"Bahaya itu nyata, tetapi menjadi takut itu pilihan."Â - Will Smith dalam "After Earth" (2013)
Ada banyak alasan mengapa seseorang bersembunyi atau melarikan diri. Salah satunya adalah karena merasa takut, atau merasa terancam oleh suatu bahaya.
Bersembunyi atau melarikan diri terkadang bisa menjadi jalan selamat. Namun, tak jarang juga bisa menyebabkan munculnya perasaan takut dan perasaan terancam yang lainnya.
Bersembunyi atau melarikan diri bisa saja dalam arti yang sebenarnya maupun dalam makna kiasan. Namun untuk keduanya dampaknya sama-sama nyata. Oleh karena bahaya senantiasa ada selama kita hidup, maka kehidupan di dunia ini terasa bagai sebuah pengembaraan, untuk tidak menyebutnya sebagai sebuah pelarian, apalagi persembunyian.
Dalam gambaran ini, kehidupan bukanlah menjadi sebuah tujuan, melainkan sebuah proses. Umumnya demi mencapai sebuah tujuan, kita akan senantiasa berusaha untuk tetap mampu bertahan menjalani proses.
Dari sanalah datangnya harapan. Harapan itu didasari oleh iman. Ia adalah dasar dari segala sesuatu yang kita percayai, dan bukti dari segala sesuatu yang tidak kita lihat.
Selalu ada harapan dalam hidup karena hidup belum berakhir. Sesuatu yang sudah berakhir tentu bukan lagi sesuatu yang perlu untuk diharapkan, karena telah menjadi kenyataan.
Dalam kehidupan yang diisi oleh suka dan duka silih berganti, atau bahkan bisa saja terasa melulu diisi duka, pun sepatutnya selalu masih terselip harapan di dalamnya. Harapan itu setidaknya seperti bunga plum yang hanya mekar sebentar, lalu gugur ke tanah.

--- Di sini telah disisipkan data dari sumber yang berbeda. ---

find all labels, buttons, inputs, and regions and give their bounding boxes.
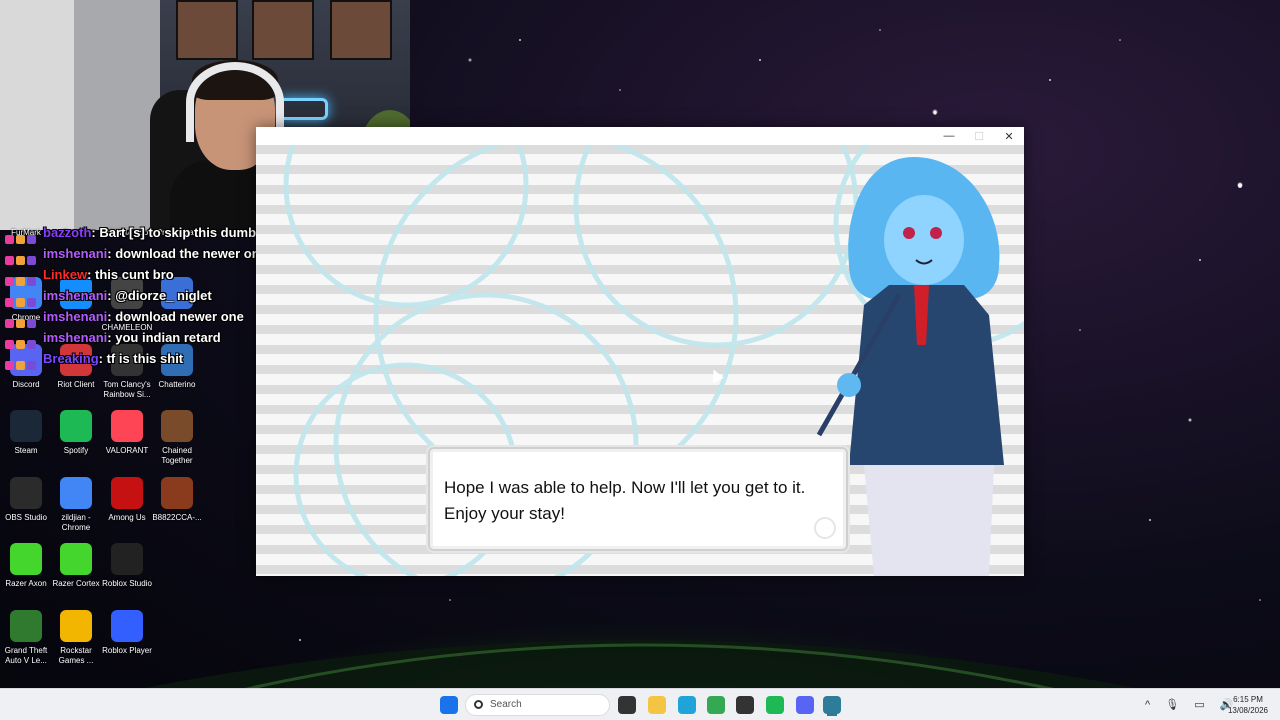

Namun, bunga plum dalam kesementaraannya masih tetap bermanfaat sebagai obat. Angin membawa bijinya hingga tersebar dan akan tumbuh di suatu tempat yang bahkan jauh dari tempat hidupnya semula.
Meskipun rapuh dalam kesementaraan, siklus hidup bunga plum yang singkat itu akan terus berulang di suatu tempat. Dengan begitu manfaatnya tetap dapat dirasakan.
Manusia dan Bumi yang Merana
Sebuah gambaran kesuraman dapat dirasakan dalam diri Franz Kafka pada novel "Surat untuk Ayah" yang ditulisnya saat ia berusia 36 tahun.
Sebagai seorang anak yang suka membangkang kepada ayahnya yang ortodoks, Kafka juga melampiaskan rasa frustasinya kepada ibunya yang sesungguhnya menanggung derita dua kali lipat dari ayahnya.
Ia merasa sebagai seorang yang rapuh dan kerdil di hadapan ayahnya yang perkasa tapi sekaligus diktator. Ia menggambarkan diri sebagai seorang perusak bumi.Â
Barangkali manusia tanpa sadar sebenarnya telah sangat menyakiti bumi. Namun, kenyataannya bumi masih saja bertahan, sedangkan manusia datang dan pergi silih berganti.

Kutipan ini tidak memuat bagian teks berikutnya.